Pire encore, à Aflou dans la wilaya de Laghouat, on donne trois coups de balai au hammam dans le dos de la jeune fille qui ne se marie pas. On embrasse les murs de la chambre chaude pour ne pas avoir affaire à des djins ou encore, on allume des bougies pour espérer avoir des enfants ou garder son bébé, et bien d’autres pratiques encore plus bizarres les unes que les autres. Bien que le nombre des hammams n’est plus le même comparé aux années passées, et que ce rituel est souvent boudé par les nouvelles générations, pour certains, rien ne remplace un bon bain, au moins une fois par mois. Durant la décennie noire, les prêches incendiaires aidant, ce lieu public était quasiment interdit aux hommes et surtout aux femmes. Il était considéré comme un lieu de débauche. La plupart des bains maures ont été abandonnés, d’autres carrément détruits, comme Hammam Boualem, à Blida, démoli par son nouveau propriétaire dans l’indifférence des autorités locales. D’autres hammams, véritables repères de l’histoire, sont dans un état vétuste et nécessitent un peu d’attention de la part des autorités concernées par la sauvegarde du patrimoine, car c’est une véritable architecture qui dépérit.

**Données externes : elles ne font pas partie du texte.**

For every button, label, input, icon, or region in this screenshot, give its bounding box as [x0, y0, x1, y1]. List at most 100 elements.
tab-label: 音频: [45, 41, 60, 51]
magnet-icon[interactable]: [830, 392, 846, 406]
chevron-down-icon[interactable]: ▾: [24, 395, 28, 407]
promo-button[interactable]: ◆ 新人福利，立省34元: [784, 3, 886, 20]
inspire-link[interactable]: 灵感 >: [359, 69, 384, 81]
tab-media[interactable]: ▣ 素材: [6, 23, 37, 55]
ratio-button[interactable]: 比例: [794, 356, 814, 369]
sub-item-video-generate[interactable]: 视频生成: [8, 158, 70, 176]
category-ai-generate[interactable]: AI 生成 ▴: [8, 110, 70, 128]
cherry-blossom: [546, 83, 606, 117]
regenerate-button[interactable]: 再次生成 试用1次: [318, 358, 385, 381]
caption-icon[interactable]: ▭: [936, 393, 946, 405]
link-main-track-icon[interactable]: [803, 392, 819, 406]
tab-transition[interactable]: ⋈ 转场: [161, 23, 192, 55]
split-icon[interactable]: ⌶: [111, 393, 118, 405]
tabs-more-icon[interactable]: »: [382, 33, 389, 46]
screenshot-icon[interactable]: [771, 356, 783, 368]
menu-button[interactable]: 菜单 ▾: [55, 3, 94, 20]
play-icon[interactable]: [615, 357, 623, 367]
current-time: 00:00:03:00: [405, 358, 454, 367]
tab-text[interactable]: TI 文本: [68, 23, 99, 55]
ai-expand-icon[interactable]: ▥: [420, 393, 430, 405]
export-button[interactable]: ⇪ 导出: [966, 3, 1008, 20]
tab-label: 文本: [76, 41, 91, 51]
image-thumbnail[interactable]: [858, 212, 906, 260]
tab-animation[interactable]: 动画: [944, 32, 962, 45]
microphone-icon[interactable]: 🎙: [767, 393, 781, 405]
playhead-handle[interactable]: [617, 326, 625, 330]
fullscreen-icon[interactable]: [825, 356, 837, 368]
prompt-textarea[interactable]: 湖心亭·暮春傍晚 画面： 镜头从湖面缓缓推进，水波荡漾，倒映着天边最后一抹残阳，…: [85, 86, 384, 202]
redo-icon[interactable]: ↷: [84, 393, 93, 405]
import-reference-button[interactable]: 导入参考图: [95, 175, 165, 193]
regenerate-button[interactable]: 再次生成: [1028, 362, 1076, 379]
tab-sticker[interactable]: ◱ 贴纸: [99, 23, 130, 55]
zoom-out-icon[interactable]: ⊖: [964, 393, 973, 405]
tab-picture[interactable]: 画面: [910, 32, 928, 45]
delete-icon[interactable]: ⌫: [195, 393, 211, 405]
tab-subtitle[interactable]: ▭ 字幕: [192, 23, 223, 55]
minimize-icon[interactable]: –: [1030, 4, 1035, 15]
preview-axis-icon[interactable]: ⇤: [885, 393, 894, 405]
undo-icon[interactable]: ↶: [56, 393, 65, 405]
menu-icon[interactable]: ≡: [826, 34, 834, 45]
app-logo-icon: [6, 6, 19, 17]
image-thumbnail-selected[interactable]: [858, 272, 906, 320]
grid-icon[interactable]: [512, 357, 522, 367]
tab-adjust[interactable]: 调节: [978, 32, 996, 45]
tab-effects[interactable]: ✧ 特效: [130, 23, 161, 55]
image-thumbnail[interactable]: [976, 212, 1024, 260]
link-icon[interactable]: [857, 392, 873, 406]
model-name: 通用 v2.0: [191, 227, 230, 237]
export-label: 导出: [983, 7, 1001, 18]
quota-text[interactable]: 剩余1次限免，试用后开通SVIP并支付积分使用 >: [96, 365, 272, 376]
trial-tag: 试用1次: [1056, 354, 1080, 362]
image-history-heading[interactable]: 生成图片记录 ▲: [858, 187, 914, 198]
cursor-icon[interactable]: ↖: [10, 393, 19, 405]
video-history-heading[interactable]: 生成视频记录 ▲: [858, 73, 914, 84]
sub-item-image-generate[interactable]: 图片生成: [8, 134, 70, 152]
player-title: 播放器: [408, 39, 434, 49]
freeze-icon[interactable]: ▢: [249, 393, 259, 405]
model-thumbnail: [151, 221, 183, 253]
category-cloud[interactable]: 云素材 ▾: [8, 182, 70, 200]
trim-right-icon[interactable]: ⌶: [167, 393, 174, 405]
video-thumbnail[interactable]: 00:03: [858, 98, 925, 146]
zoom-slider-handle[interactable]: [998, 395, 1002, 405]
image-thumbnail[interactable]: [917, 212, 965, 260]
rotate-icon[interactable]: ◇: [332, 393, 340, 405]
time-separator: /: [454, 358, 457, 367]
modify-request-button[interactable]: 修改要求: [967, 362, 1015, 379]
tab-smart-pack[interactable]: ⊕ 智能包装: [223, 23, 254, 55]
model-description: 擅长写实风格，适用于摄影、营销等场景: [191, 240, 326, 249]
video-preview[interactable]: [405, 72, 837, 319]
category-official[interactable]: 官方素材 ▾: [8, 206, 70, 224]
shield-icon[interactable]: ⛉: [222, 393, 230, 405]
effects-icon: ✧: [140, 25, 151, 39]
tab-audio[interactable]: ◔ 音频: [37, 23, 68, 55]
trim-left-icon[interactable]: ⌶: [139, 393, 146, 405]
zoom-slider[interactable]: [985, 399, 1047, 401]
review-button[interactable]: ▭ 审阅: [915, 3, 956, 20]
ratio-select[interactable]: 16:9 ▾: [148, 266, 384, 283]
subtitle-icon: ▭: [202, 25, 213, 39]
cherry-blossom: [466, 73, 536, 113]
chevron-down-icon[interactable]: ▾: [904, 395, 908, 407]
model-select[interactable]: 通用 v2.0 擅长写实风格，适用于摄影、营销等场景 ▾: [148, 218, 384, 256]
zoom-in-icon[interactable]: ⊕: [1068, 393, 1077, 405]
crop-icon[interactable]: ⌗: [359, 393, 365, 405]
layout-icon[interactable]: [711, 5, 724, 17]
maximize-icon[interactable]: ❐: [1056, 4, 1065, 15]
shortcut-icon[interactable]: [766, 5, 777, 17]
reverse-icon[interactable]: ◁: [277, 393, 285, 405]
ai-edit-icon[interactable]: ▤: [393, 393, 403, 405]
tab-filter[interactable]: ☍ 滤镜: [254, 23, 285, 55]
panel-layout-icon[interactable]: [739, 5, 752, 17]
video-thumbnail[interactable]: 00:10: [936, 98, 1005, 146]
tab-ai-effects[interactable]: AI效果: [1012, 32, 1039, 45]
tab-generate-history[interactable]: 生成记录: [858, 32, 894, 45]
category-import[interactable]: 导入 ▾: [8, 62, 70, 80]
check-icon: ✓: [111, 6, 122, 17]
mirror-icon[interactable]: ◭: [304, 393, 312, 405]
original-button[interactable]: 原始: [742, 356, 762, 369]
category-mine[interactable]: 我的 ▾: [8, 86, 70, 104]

Dans plusieurs endroits du pays, les bains maures ont une histoire, un nom, mais aussi une extraordinaire architecture qu’il serait criminel de ne pas s’y intéresser de plus près. Abandonnés par les clients, décriés par les esprits rétrogrades, les hammams doivent faire l’objet d’une meilleure attention, et surtout d’une meilleure sensibilisation auprès de leurs propriétaires plus inquiets par le chiffre d’affaires que de l’entretien. Cette situation a fait que plusieurs lieux sont devenus infréquentables, de par le manque d’hygiène et l’éventualité d’une propagation de maladies contagieuses.